State must invest further on cyber security protections - multinational sector

Ireland’s reputation has not been undermined by HSE cyber attack, says US chamber

Mark Redmond, chief executive of the American Chamber of Commerce Ireland said  he did not believe cyber attack had undermined the country’s reputation abroad. File Photograph: Brenda Fitzsimons

Mark Redmond, chief executive of the American Chamber of Commerce Ireland said he did not believe cyber attack had undermined the country’s reputation abroad. File Photograph: Brenda Fitzsimons

 

The Government must invest in infrastructure to protect against further cyber attacks similar to the data breaches of the health service, representatives of the multinational sector have said.

The sector has said that it does not believe that Ireland’s reputation as a hub for international investment has been damaged by the breaches of the HSE and the Department of Health.

The cyber attack has generated headlines worldwide with reports of the breach of the HSE’s IT and patient record systems appearing in the Wall Street Journal and the Financial Times.

Concerns have been expressed about the State’s level of investment in protections against the cyber attacks given that the National Cyber Security Centre, which advises Government on cyber threats, has a annual budget of just €5 million, no dedicated premises and no director.

Mark Redmond, chief executive of the American Chamber of Commerce Ireland, a representative group for many US companies operating in the State, said that while the cyber attack had been “very difficult and disruptive” for the health system, he did not believe it undermined the country’s reputation abroad.

“Cyber attacks such as this present a real and significant threat to all organisations and underline the need to remain vigilant and to be prepared to deal quickly with such an attack,” he said.

Threats

Mr Redmond said that every public and private sector organisation faces these threats.

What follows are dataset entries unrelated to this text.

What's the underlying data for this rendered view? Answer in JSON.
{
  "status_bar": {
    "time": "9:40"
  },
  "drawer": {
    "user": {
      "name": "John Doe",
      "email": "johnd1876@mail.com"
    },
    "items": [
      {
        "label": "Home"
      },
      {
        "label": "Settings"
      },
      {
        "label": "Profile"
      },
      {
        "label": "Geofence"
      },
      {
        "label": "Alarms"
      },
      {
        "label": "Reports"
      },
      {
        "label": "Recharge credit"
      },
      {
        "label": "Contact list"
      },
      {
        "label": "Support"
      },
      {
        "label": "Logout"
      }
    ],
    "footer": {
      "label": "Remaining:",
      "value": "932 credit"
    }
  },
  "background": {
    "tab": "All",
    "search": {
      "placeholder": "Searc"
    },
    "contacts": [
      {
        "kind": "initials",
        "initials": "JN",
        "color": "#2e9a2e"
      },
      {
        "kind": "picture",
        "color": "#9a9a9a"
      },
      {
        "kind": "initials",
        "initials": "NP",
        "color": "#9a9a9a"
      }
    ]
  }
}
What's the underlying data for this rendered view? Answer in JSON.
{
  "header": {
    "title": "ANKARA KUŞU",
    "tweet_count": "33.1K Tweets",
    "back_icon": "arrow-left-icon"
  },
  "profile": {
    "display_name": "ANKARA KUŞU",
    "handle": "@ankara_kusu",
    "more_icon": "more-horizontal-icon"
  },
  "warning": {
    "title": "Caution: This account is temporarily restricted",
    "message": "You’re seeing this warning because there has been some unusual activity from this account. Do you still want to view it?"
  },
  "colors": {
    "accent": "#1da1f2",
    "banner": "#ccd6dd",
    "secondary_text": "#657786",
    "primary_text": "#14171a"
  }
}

“It is important that Ireland continues to be on high alert for such attacks, that we continue to invest in the skills and infrastructure needed in both the public and private sector to guard against such attacks and we continue to collaborate internationally on best practice,” he said.

A spokesman for the IDA, the State agency responsible for inward investment, said that cyber security was an international issue – “not one that respects borders” - and that all states and companies have to deal with the threat.

“It is too early to comment on the nature of the HSE attack but it is a reminder to us all that the risks need to be managed,” he said.

Bernard Mallee, director of communications and advocacy for the Irish Pharmaceutical Healthcare Association, the Big Pharma representative group, said it was “hard to say what impact, if any,” the attack would have on Ireland’s “foreign direct investment proposition.”

“The world is increasingly vulnerable to cyber attacks. We need to ensure our defence systems are robust,” he said.